What's nuoc nam?

The spelling is a guess, but it’s a Vietnamese food or ingredient. The people at the Asia market had never heard of it, so any suggestions for possible substitutes would be appreciated also.

The recipe is in Japanese and it was written as “nu-ku na-mu”.

It’s actually “nuoc mam”, pronounced roughly “nook mum”. I think it translates to “fish water”.

It is an extremely disgusting watery sauce that is made by placing small fish in barrels of salted water and letting them stoke under the sun for several weeks. The resulting liquid is spiked with various spices like garlic, red pepper, and lemon grass (I think), in an effort to kill to godawful smell of the stuff.

If you still want it, the most popular brand seems to be “Lucky”. I think they refer to it simply as fish sauce - it looks like soy sauce and comes in a similar bottle, but brother, it ain’t soy sauce.

Cultural aside: My wife was born in Vietnam. I won’t let her have the stuff in the house.

Good God, that was fast! Thanks City Gent.

So it’s just basic fish sauce/ shottsuru. Shouldn’t be too hard to find, even in Dublin!

City Gent got the basics right, but he’s wrong that it’s nasty. Don’t try it straight out of the bottle, that’s too much for anyone, but it adds delightful flavor to asian dishes that’s not fishy at all. Used properly, it’s a heady adventure into new taste delights!

Fish sauce is the quintessential ingredient of all Vietnamese cooking. It’s what gives the food it’s special flavor. I’m in the wrong forum to say what I think of City Gent, but prohibiting a Vietnamese woman from having fish sauce in her own home is equivalent to prohibiting an Italian woman from having pasta.

Bloody Hell!

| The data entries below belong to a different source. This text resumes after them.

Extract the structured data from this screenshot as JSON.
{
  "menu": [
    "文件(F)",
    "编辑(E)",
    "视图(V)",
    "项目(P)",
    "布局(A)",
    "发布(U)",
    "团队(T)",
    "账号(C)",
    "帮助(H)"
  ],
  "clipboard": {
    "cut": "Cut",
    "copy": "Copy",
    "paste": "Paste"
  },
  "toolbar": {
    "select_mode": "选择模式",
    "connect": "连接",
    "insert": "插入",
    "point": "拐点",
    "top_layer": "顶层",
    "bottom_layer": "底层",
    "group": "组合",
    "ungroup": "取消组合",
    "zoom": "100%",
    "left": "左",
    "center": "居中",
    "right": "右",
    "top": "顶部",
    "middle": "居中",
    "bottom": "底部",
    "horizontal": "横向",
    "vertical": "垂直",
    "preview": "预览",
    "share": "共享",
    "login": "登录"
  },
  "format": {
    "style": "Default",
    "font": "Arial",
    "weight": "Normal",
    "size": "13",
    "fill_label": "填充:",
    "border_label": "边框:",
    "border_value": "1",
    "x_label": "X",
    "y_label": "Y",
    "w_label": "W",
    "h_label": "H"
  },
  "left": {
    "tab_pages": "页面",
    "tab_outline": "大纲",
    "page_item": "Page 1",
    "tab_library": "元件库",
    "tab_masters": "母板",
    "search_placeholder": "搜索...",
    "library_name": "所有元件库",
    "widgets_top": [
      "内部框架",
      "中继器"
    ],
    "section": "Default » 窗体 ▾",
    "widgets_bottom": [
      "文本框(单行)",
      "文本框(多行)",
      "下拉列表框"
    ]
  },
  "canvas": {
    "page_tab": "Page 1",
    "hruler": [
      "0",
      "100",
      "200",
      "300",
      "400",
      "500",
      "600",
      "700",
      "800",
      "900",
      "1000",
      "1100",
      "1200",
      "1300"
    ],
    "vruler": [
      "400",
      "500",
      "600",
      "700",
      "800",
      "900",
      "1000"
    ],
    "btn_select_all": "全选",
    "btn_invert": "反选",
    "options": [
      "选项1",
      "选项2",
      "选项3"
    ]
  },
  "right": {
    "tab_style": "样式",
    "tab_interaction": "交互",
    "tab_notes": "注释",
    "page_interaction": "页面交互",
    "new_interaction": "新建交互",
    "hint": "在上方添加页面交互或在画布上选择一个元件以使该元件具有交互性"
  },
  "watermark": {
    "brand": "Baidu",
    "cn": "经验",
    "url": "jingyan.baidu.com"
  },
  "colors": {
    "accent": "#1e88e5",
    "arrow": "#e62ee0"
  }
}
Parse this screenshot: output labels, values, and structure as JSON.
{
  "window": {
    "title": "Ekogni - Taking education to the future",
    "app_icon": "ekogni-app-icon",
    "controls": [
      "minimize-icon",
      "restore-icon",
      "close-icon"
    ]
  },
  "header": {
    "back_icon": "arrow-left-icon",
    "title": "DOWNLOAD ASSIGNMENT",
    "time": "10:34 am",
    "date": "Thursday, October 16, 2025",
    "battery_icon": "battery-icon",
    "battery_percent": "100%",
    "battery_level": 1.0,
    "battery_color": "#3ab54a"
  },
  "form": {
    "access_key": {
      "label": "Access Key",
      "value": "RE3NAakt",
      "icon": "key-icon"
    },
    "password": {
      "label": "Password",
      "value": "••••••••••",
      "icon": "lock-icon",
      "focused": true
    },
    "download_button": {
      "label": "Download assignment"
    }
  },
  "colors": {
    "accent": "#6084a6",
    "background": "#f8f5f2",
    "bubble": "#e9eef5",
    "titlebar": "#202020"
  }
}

My Vietnamese girlfriend would murder me if I even considered not letting her have fish sauce in the house. Actually no, she’d just laugh in my face, say “did I hear you say you won’t let me?”, and proceed to buy the biggest bottle she can find.

Fish sauce is wonderful stuff. The Vietnamese use it on pretty much everything. This is not so weird when you consider that fish sauce and chilli are the South East Asian equivalents of salt and pepper respectively.

Anyway, it’s marvellous stuff.

There are a number of different styles: nuoc mam is the strained liquid from the fish paste (made typically of small fish, such as baby rabbitfish) and lotsa salt. The Thai version adds some palm sugar generally. In the Philippines, they use fish sauce - a la Vietnamese type, called patis - and bagoong, which is the unstrained version (one from small shrimp is called alamang). The latter is often eaten straight as a condiment on rice, green mangoes, etc… The former often mixed into a vinegar dipping sauce. Both are used in cooking as well.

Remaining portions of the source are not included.